How much will Mitt Romney have to spend to get the Republican nomination for president?
The race reminds me of the contest many moons ago in which Senator Jay Rockefeller, Democrat of West Virginia and a member of one of America's richest families, was facing a tough challenge from a Republican opponent called Arch Moore.
It was so tough that Rockefeller decided to pay for blanket TV advertising in Washington DC for the sole reason that it would be seen by a few remote communities in rural West Virginia which local state stations couldn't reach.
Bumper stickers promptly appeared on the Washington streets: "Make him spend it all, Arch!"
You feel the same about Romney. As he might put it himself, he can't help being so rich. It just rubs up many in his party the wrong way, especially when the millions are deployed in negative advertising designed to remove one irritating opponent after another.
The latest, Rick Santorum, is proving a harder nut to crack.
This may seem a little strange to British observers, because he espouses a social policy that stirs up arguments most people had thought long been settled - for example, on any public support for contraceptive advice to women.
His stance is rigorous - he's one of the tiny minority of American Catholics who, according to surveys, go all the way with the church's teaching on contraception - and if he were nominated he would be a more conservative candidate on social issues that either major party had chosen since the 1950s.

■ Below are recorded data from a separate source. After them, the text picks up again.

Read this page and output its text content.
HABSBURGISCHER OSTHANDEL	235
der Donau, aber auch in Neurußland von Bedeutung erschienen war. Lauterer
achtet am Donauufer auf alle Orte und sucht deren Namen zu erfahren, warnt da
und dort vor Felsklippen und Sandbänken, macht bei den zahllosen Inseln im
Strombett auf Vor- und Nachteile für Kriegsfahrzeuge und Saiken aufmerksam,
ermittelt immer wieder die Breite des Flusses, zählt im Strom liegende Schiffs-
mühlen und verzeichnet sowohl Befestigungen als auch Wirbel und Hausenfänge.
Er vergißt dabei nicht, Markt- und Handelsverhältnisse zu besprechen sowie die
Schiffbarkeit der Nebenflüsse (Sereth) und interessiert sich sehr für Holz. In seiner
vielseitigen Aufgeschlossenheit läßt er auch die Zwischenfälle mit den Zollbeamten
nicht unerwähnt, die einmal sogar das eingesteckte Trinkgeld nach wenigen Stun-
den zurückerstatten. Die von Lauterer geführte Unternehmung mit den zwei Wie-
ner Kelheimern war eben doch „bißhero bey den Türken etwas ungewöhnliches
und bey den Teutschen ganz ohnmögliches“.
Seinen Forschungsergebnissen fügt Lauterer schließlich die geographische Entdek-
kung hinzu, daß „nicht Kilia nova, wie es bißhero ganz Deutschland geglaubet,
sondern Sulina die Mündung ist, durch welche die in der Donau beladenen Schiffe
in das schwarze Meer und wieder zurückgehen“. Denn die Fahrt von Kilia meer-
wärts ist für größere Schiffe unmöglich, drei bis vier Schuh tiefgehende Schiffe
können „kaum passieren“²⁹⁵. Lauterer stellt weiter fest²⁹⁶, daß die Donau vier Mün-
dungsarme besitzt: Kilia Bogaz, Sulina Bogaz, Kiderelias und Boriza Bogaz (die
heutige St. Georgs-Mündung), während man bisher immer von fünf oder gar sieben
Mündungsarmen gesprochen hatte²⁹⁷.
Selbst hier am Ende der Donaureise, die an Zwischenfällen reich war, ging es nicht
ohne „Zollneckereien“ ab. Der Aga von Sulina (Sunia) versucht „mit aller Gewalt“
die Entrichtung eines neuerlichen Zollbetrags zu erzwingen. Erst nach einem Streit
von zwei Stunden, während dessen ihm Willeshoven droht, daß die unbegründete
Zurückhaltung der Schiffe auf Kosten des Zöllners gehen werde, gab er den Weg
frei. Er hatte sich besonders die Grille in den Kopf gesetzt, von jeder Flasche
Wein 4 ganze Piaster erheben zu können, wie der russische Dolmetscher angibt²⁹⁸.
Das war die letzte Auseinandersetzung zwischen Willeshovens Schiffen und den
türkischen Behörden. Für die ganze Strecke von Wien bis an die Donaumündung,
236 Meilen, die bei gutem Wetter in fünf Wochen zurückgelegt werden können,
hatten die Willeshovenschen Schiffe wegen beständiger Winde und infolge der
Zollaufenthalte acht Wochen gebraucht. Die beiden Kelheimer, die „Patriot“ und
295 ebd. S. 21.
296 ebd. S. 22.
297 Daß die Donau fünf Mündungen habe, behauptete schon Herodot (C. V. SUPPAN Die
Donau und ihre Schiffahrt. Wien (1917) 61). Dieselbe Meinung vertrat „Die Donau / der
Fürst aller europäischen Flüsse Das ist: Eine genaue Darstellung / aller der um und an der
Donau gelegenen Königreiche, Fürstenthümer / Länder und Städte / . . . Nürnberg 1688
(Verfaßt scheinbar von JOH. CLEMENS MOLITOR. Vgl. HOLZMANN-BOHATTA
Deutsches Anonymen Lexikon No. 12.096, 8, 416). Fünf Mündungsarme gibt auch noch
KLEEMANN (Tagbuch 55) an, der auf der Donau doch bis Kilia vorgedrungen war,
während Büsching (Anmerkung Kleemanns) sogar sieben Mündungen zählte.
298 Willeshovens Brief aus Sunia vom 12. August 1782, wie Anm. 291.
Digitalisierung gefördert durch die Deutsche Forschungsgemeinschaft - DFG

That includes, you will note, Ronald Reagan, who was an extremely canny operator when it came to abortion and associated questions, and even Barry Goldwater, the ultra-conservative hero of the 1960s who was not interested in a moral crusade and who thought that the evangelical right (much less political then than now) was, in one of his favourite words, "nuts".

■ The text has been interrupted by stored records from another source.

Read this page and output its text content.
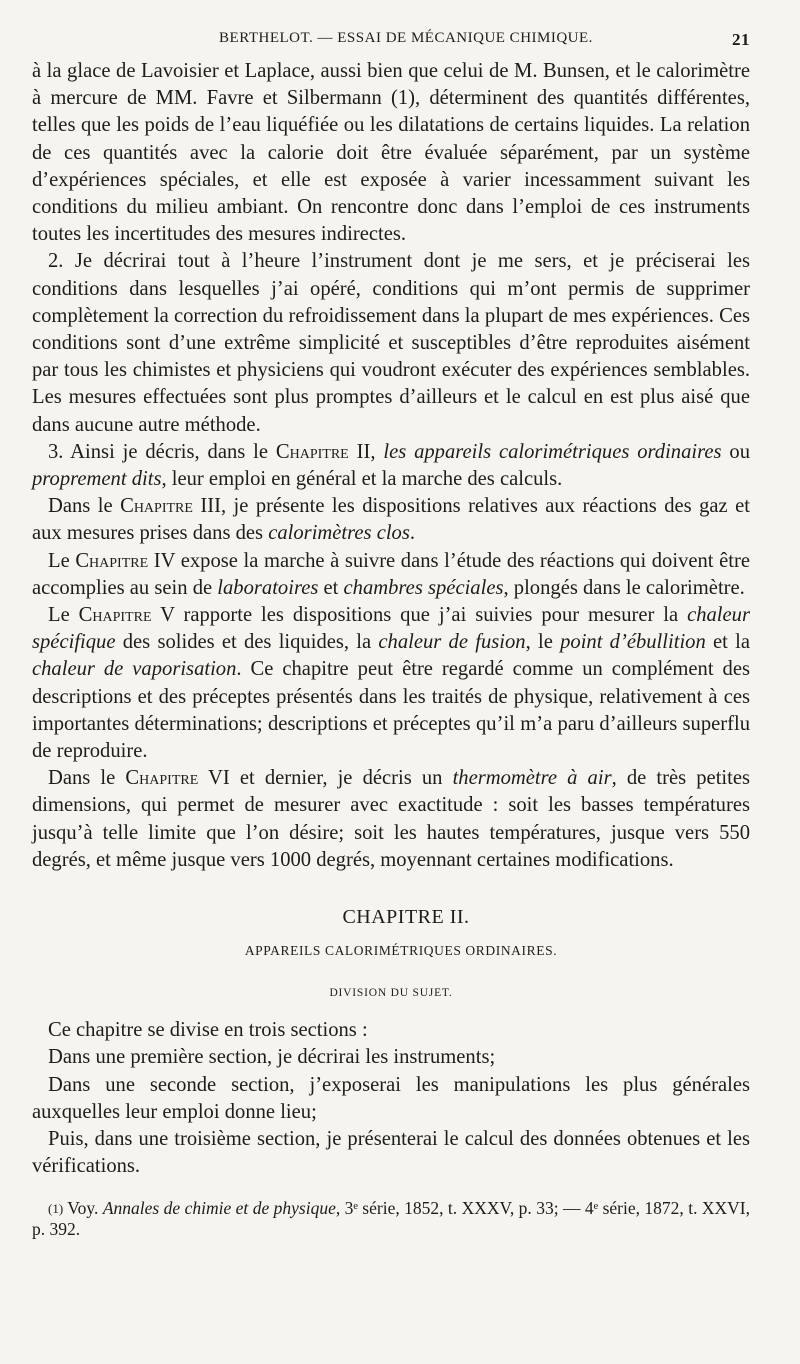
BERTHELOT. — ESSAI DE MÉCANIQUE CHIMIQUE.	21

à la glace de Lavoisier et Laplace, aussi bien que celui de M. Bunsen, et le calorimètre à mercure de MM. Favre et Silbermann (1), déterminent des quantités différentes, telles que les poids de l’eau liquéfiée ou les dilatations de certains liquides. La relation de ces quantités avec la calorie doit être évaluée séparément, par un système d’expériences spéciales, et elle est exposée à varier incessamment suivant les conditions du milieu ambiant. On rencontre donc dans l’emploi de ces instruments toutes les incertitudes des mesures indirectes.

2. Je décrirai tout à l’heure l’instrument dont je me sers, et je préciserai les conditions dans lesquelles j’ai opéré, conditions qui m’ont permis de supprimer complètement la correction du refroidissement dans la plupart de mes expériences. Ces conditions sont d’une extrême simplicité et susceptibles d’être reproduites aisément par tous les chimistes et physiciens qui voudront exécuter des expériences semblables. Les mesures effectuées sont plus promptes d’ailleurs et le calcul en est plus aisé que dans aucune autre méthode.

3. Ainsi je décris, dans le Chapitre II, les appareils calorimétriques ordinaires ou proprement dits, leur emploi en général et la marche des calculs.

Dans le Chapitre III, je présente les dispositions relatives aux réactions des gaz et aux mesures prises dans des calorimètres clos.

Le Chapitre IV expose la marche à suivre dans l’étude des réactions qui doivent être accomplies au sein de laboratoires et chambres spéciales, plongés dans le calorimètre.

Le Chapitre V rapporte les dispositions que j’ai suivies pour mesurer la chaleur spécifique des solides et des liquides, la chaleur de fusion, le point d’ébullition et la chaleur de vaporisation. Ce chapitre peut être regardé comme un complément des descriptions et des préceptes présentés dans les traités de physique, relativement à ces importantes déterminations; descriptions et préceptes qu’il m’a paru d’ailleurs superflu de reproduire.

Dans le Chapitre VI et dernier, je décris un thermomètre à air, de très petites dimensions, qui permet de mesurer avec exactitude : soit les basses températures jusqu’à telle limite que l’on désire; soit les hautes températures, jusque vers 550 degrés, et même jusque vers 1000 degrés, moyennant certaines modifications.

CHAPITRE II.
APPAREILS CALORIMÉTRIQUES ORDINAIRES.
DIVISION DU SUJET.

Ce chapitre se divise en trois sections :

Dans une première section, je décrirai les instruments;

Dans une seconde section, j’exposerai les manipulations les plus générales auxquelles leur emploi donne lieu;

Puis, dans une troisième section, je présenterai le calcul des données obtenues et les vérifications.

$^{(1)}$ Voy. Annales de chimie et de physique, 3ᵉ série, 1852, t. XXXV, p. 33; — 4ᵉ série, 1872, t. XXVI, p. 392.
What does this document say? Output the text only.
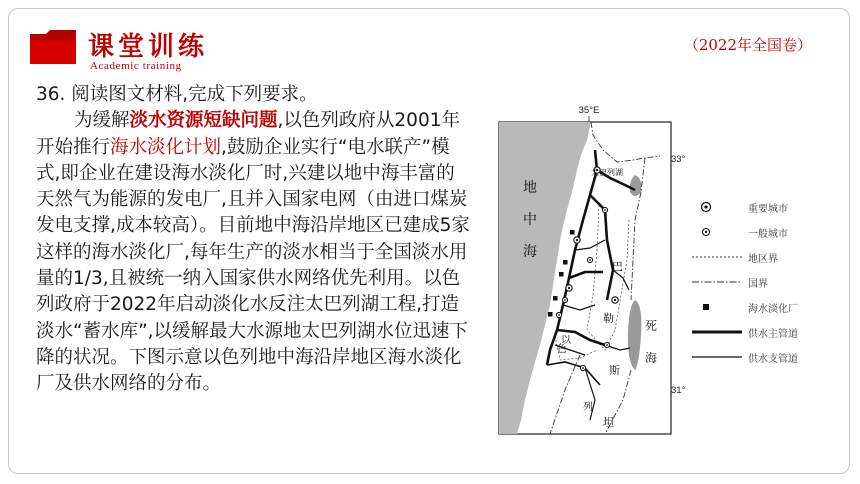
课堂训练
Academic training
（2022年全国卷）

36. 阅读图文材料,完成下列要求。

为缓解淡水资源短缺问题,以色列政府从2001年开始推行海水淡化计划,鼓励企业实行“电水联产”模式,即企业在建设海水淡化厂时,兴建以地中海丰富的天然气为能源的发电厂,且并入国家电网（由进口煤炭发电支撑,成本较高）。目前地中海沿岸地区已建成5家这样的海水淡化厂,每年生产的淡水相当于全国淡水用量的1/3,且被统一纳入国家供水网络优先利用。以色列政府于2022年启动淡化水反注太巴列湖工程,打造淡水“蓄水库”,以缓解最大水源地太巴列湖水位迅速下降的状况。下图示意以色列地中海沿岸地区海水淡化厂及供水网络的分布。

35°E
33°
31°
地
中
海
太巴列湖
巴
勒
斯
坦
以
色
列
死
海
重要城市
一般城市
地区界
国界
海水淡化厂
供水主管道
供水支管道
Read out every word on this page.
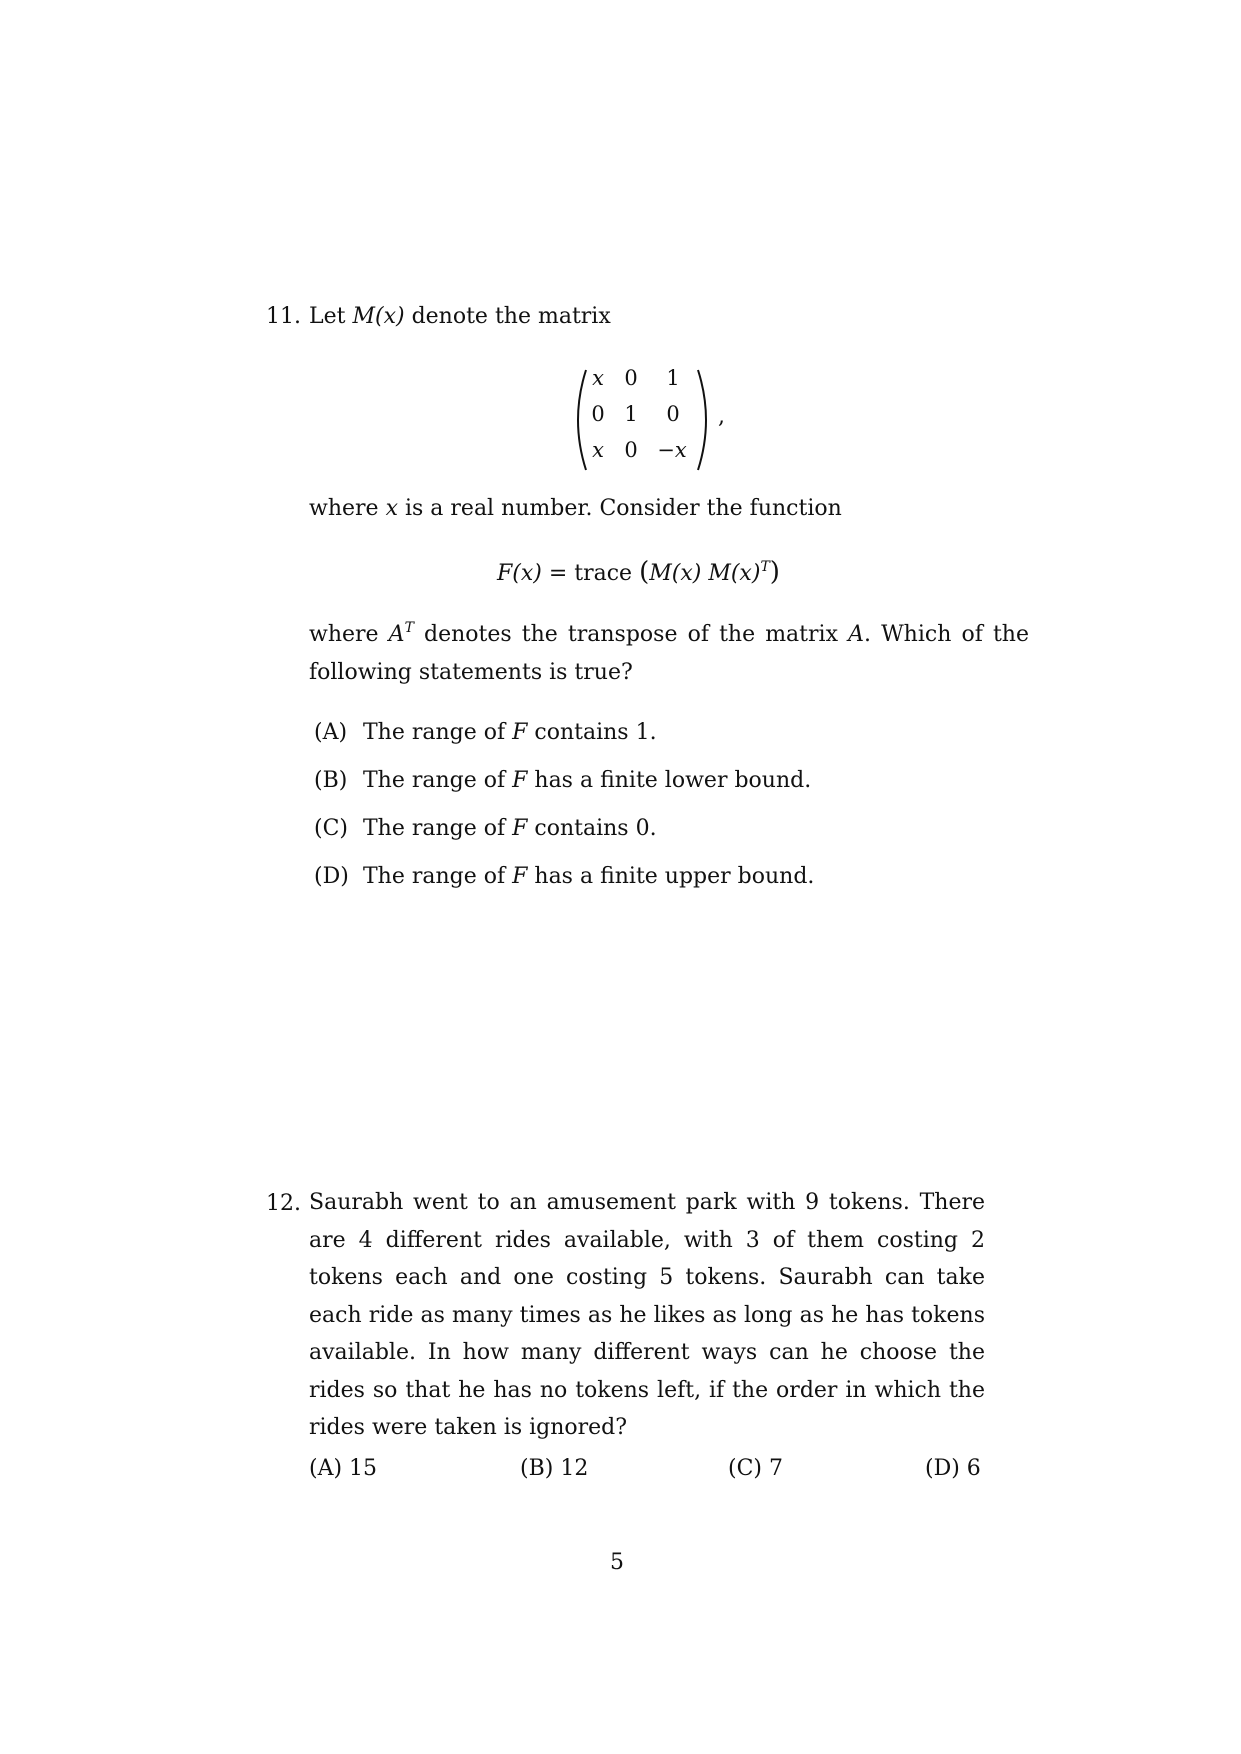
11. Let M(x) denote the matrix
x 0	1
0 1	0
x 0 −x
,
where x is a real number. Consider the function
F(x) = trace (M(x) $M(x)^T$)
where $A^T$ denotes the transpose of the matrix A. Which of the following statements is true?
(A) The range of F contains 1.
(B) The range of F has a finite lower bound.
(C) The range of F contains 0.
(D) The range of F has a finite upper bound.
12. Saurabh went to an amusement park with 9 tokens. There are 4 different rides available, with 3 of them costing 2 tokens each and one costing 5 tokens. Saurabh can take each ride as many times as he likes as long as he has tokens available. In how many different ways can he choose the rides so that he has no tokens left, if the order in which the rides were taken is ignored?
(A) 15	(B) 12	(C) 7	(D) 6
5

Rick Santorum is riding a wave of popularity for his social conservatism
So why Santorum? Remember that the long-term consequence of the Reagan revolution in the 1980s was the creation of a conservative movement that saw itself above and beyond party - a loose alliance of economic liberals, social conservatives and libertarians united above all by a hatred of big government.
The growth of the religious right, given fuel by a network of talk radio stations and, to an important extent, by Rupert Murdoch's Fox News, has given the movement power. And everyone in it knows that Romney is not one of them.
They also have a natural desire to stir up precisely the kind of passion that Obama inspired and exploited in 2008: it always feels better to have a cause than to fall back on rationality alone. So Santorum has found a wave that has carried him to Super Tuesday.
My own guess is that by the end of counting tonight, Romney will have done enough to suggest that he will eventually win the majority of delegates to take to the convention in Florida in August - and will therefore be the nominee-in-waiting. But he will not be able to deliver the knock-out blow.
Cue cheers from the Obama campaign headquarters in Chicago. They want this to go on, and on.
If it is candidate Romney, he will have been weakened by the Republican fratricide and he often seems to lack the necessary ease on a platform to deal with that handicap. But it is equally important to remember how many Americans are either disappointed by Obama, or are revisiting their 2008 distaste.
Some of that opposition is depressingly predictable - a federal judge in Montana has submitted himself to investigation by his superiors after circulating an email to friends that contained a "joke" involving bestiality and the president's mother - but does not account in full for his low approval ratings (still under 50%). His re-election fight will be difficult.
Running through this election, however, is a current of weariness in the electorate.
Polls show that outside the Republican "family" of those who are energised by the primaries, there is a good deal of bemusement at the steady rightward lurches in policy.
Everyone knows that the American system has become polarized in the last two generations, so that on Capitol Hill the obligation to work "across the aisle" on legislation has turned into an obsession with difference and ideology.
Newt Gingrich is facing his last stand on Super Tuesday
In a constitutional machine built on checks and balances, the party discipline of a parliamentary system is a complication and an impediment. Yet the ideological combat goes on: each side accuses the other of being un-American, of twisting the constitution, and there are big money donors who appear to have an interest in pouring petrol on the fire.
We will not see it go out this year, nor next, whoever wins. And that is raising some serious worries among thoughtful Americans who watch the Republican primary campaign and see a picture of the next era of politics - awash with (even) more money than before, characterized by negativism and character assassination, and apparently remote from the business of making government work in Washington.
Whatever happens to Romney and Santorum on Super Tuesday (it will surely be Newt Gingrich's last stand, and Ron Paul wants to be the perpetual outsider) that conundrum remains: that the more politics becomes a matter of belief the more difficult it is to make the American constitution work.
Every candidate has to say, at every meeting, that he reveres the Founding Fathers, whose wisdom and foresight are held to be unparalleled in modern human history.
Jefferson, Hamilton and the others might find it perplexing, and certainly depressing, that the current divisions in politics defended in their name are preventing the working of the deliberative government that they envisaged by the careful separation of powers.
Their most ardent disciples sometimes seem to be their greatest deniers. They would think it an odd truth to be self-evident on election day.